We continued the Junior Bok tours to the Argentine through to the early 70's

My coach at Grey High was Giepie Wentzel who toured Argentine as a fly half. He told me about how every Argentinian rugby club has pictures of Van Heerden and Danie Craven on prominent display. Yes we have developed a nation far more than NZ has done for Japan. And BTW Sa players were playing and coaching in Japan long before the Kiwis arrived. Fourie du Preez and many others were playing there 15 years ago.


"Isaac Van Heerden's reputation as an innovative coach had spread to Argentina, and he was invited to Buenos Aires to help the Pumas prepare for their first visit to South Africa in 1965.[1][2] Despite Argentina faring badly in this tour,[2] it was the start of a long and happy relationship between Van Heerden and the Pumas.

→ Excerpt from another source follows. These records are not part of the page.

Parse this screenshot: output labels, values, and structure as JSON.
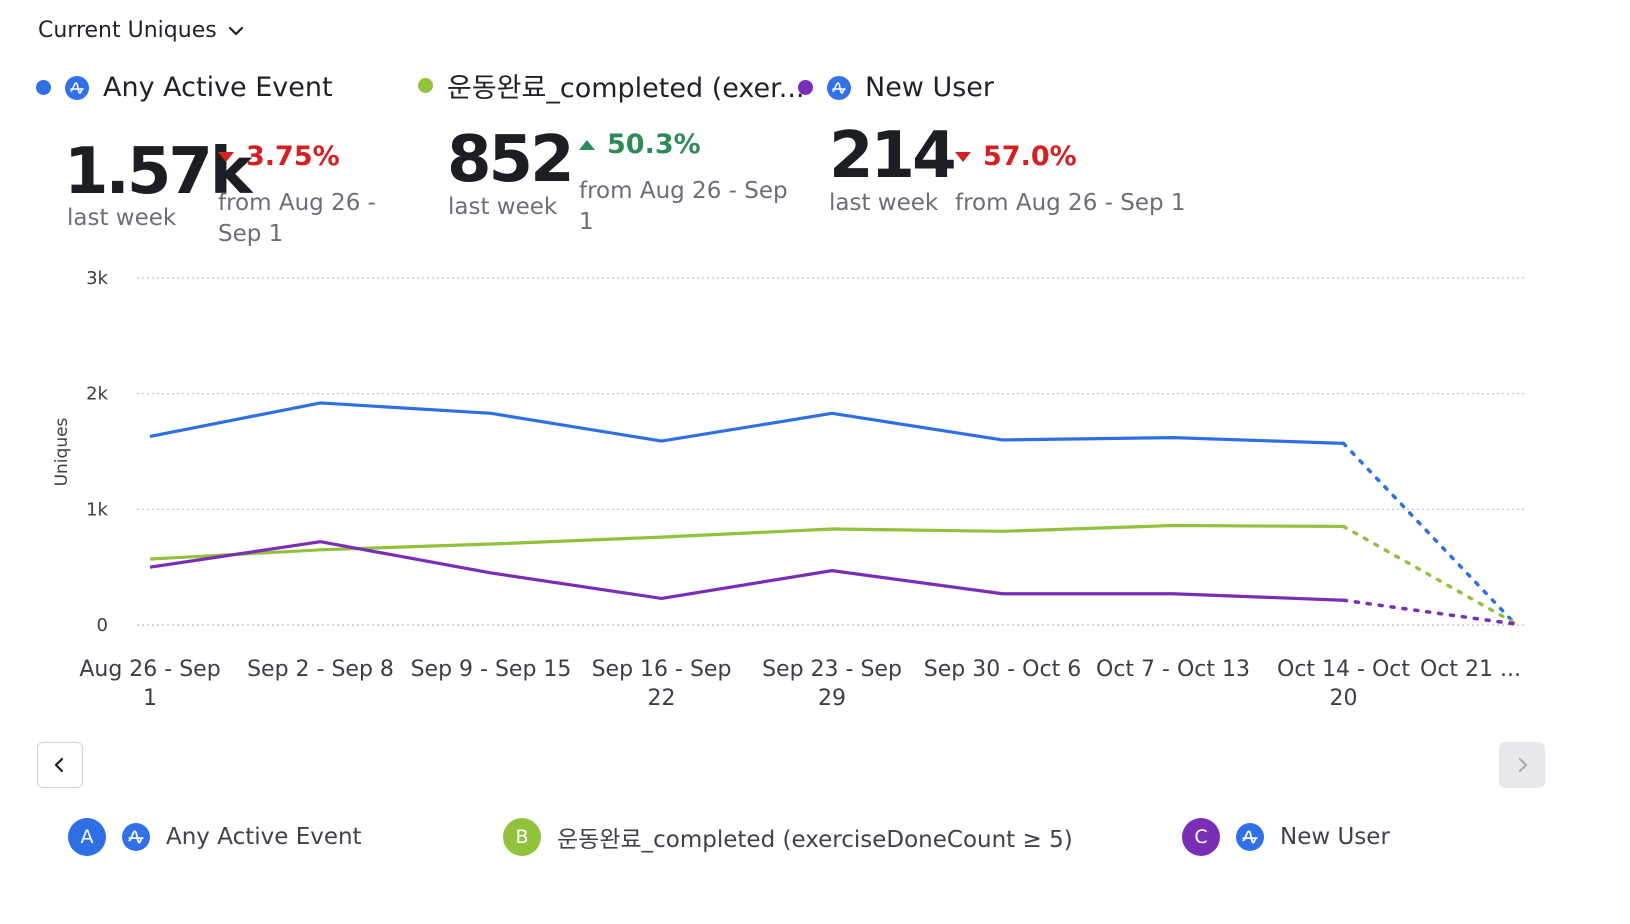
{
  "metric_selector": {
    "label": "Current Uniques"
  },
  "colors": {
    "series_a": "#2f6fe4",
    "series_b": "#92c13c",
    "series_c": "#7a2db5",
    "up": "#2e8b57",
    "down": "#d42020",
    "amp_icon_bg": "#3170e8"
  },
  "legend": [
    {
      "name": "Any Active Event",
      "icon": "amplitude-icon"
    },
    {
      "name": "운동완료_completed (exer..."
    },
    {
      "name": "New User",
      "icon": "amplitude-icon"
    }
  ],
  "summaries": [
    {
      "value": "1.57k",
      "period": "last week",
      "change": "3.75%",
      "direction": "down",
      "from_line1": "from Aug 26 -",
      "from_line2": "Sep 1"
    },
    {
      "value": "852",
      "period": "last week",
      "change": "50.3%",
      "direction": "up",
      "from_line1": "from Aug 26 - Sep",
      "from_line2": "1"
    },
    {
      "value": "214",
      "period": "last week",
      "change": "57.0%",
      "direction": "down",
      "from_line1": "from Aug 26 - Sep 1",
      "from_line2": ""
    }
  ],
  "chart_data": {
    "type": "line",
    "ylabel": "Uniques",
    "ylim": [
      0,
      3000
    ],
    "yticks": [
      0,
      1000,
      2000,
      3000
    ],
    "ytick_labels": [
      "0",
      "1k",
      "2k",
      "3k"
    ],
    "categories": [
      [
        "Aug 26 - Sep",
        "1"
      ],
      [
        "Sep 2 - Sep 8"
      ],
      [
        "Sep 9 - Sep 15"
      ],
      [
        "Sep 16 - Sep",
        "22"
      ],
      [
        "Sep 23 - Sep",
        "29"
      ],
      [
        "Sep 30 - Oct 6"
      ],
      [
        "Oct 7 - Oct 13"
      ],
      [
        "Oct 14 - Oct",
        "20"
      ],
      [
        "Oct 21 ..."
      ]
    ],
    "incomplete_last_point": true,
    "grid": true,
    "series": [
      {
        "name": "Any Active Event",
        "values": [
          1630,
          1920,
          1830,
          1590,
          1830,
          1600,
          1620,
          1570,
          20
        ]
      },
      {
        "name": "운동완료_completed (exerciseDoneCount ≥ 5)",
        "values": [
          570,
          650,
          700,
          760,
          830,
          810,
          860,
          852,
          20
        ]
      },
      {
        "name": "New User",
        "values": [
          500,
          720,
          450,
          230,
          470,
          270,
          270,
          214,
          10
        ]
      }
    ]
  },
  "bottom_legend": [
    {
      "letter": "A",
      "label": "Any Active Event"
    },
    {
      "letter": "B",
      "label": "운동완료_completed (exerciseDoneCount ≥ 5)"
    },
    {
      "letter": "C",
      "label": "New User"
    }
  ]
}
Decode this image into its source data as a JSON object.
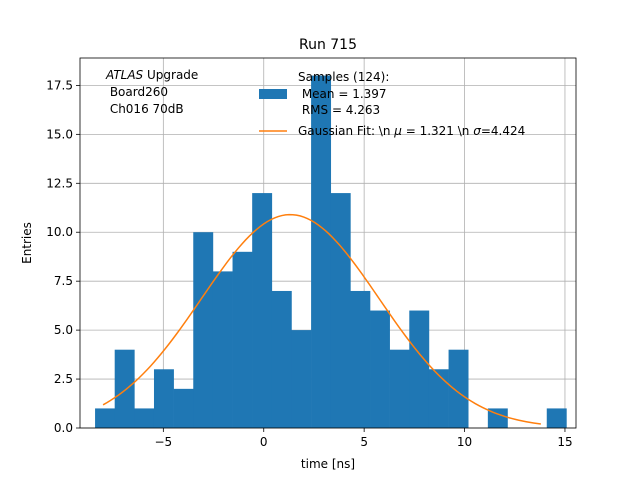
{
  "chart_data": {
    "type": "histogram",
    "title": "Run 715",
    "xlabel": "time [ns]",
    "ylabel": "Entries",
    "xlim": [
      -9.15,
      15.55
    ],
    "ylim": [
      0,
      18.9
    ],
    "grid": true,
    "bin_width": 0.978,
    "bins": [
      {
        "left": -8.4,
        "value": 1
      },
      {
        "left": -7.422,
        "value": 4
      },
      {
        "left": -6.444,
        "value": 1
      },
      {
        "left": -5.466,
        "value": 3
      },
      {
        "left": -4.488,
        "value": 2
      },
      {
        "left": -3.51,
        "value": 10
      },
      {
        "left": -2.532,
        "value": 8
      },
      {
        "left": -1.554,
        "value": 9
      },
      {
        "left": -0.576,
        "value": 12
      },
      {
        "left": 0.402,
        "value": 7
      },
      {
        "left": 1.38,
        "value": 5
      },
      {
        "left": 2.358,
        "value": 18
      },
      {
        "left": 3.336,
        "value": 12
      },
      {
        "left": 4.314,
        "value": 7
      },
      {
        "left": 5.292,
        "value": 6
      },
      {
        "left": 6.27,
        "value": 4
      },
      {
        "left": 7.248,
        "value": 6
      },
      {
        "left": 8.226,
        "value": 3
      },
      {
        "left": 9.204,
        "value": 4
      },
      {
        "left": 10.182,
        "value": 0
      },
      {
        "left": 11.16,
        "value": 1
      },
      {
        "left": 12.138,
        "value": 0
      },
      {
        "left": 13.116,
        "value": 0
      },
      {
        "left": 14.094,
        "value": 1
      }
    ],
    "histogram_color": "#1f77b4",
    "fit": {
      "mu": 1.321,
      "sigma": 4.424,
      "amplitude": 10.9,
      "x_range": [
        -8.0,
        13.8
      ],
      "color": "#ff7f0e"
    },
    "xticks": [
      -5,
      0,
      5,
      10,
      15
    ],
    "xtick_labels": [
      "−5",
      "0",
      "5",
      "10",
      "15"
    ],
    "yticks": [
      0,
      2.5,
      5,
      7.5,
      10,
      12.5,
      15,
      17.5
    ],
    "ytick_labels": [
      "0.0",
      "2.5",
      "5.0",
      "7.5",
      "10.0",
      "12.5",
      "15.0",
      "17.5"
    ],
    "annotation": {
      "line1_italic": "ATLAS",
      "line1_rest": " Upgrade",
      "line2": " Board260",
      "line3": " Ch016 70dB"
    },
    "legend": {
      "position": "top-center",
      "hist_label_lines": [
        "Samples (124):",
        " Mean = 1.397",
        " RMS = 4.263"
      ],
      "fit_label_prefix": "Gaussian Fit: \\n ",
      "fit_label_mu_symbol": "μ",
      "fit_label_mu_value": " = 1.321 \\n ",
      "fit_label_sigma_symbol": "σ",
      "fit_label_sigma_value": "=4.424"
    }
  }
}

Izak van Heerden took leave from his teaching post in Durban, relocated to Argentina, learnt fluent Spanish, and would revolutionise Argentine play in the late 1960s, laying the way open for great players such as Hugo Porta.[1][2] Van Heerden virtually invented the "tight loose" form of play, an area in which the Argentines would come to excel, and which would become a hallmark of their playing style. The Pumas repaid the initial debt, by beating the Junior Springboks at Ellis Park, and emerged as one of the better modern rugby nations, thanks largely to the talents of this Durban schoolmaster.[1]"


After the promise made by Junior Springbok manager JF Louw at the end of a 12-game tour to Argentina in 1959 – ‘I will do everything to ensure we invite you to tour our country’ – there were concerns about the strength of Argentinian rugby. South African Rugby Board president Danie Craven sent coach Izak van Heerden to help the Pumas prepare and they repaid the favour by beating the Junior Springboks at Ellis Park.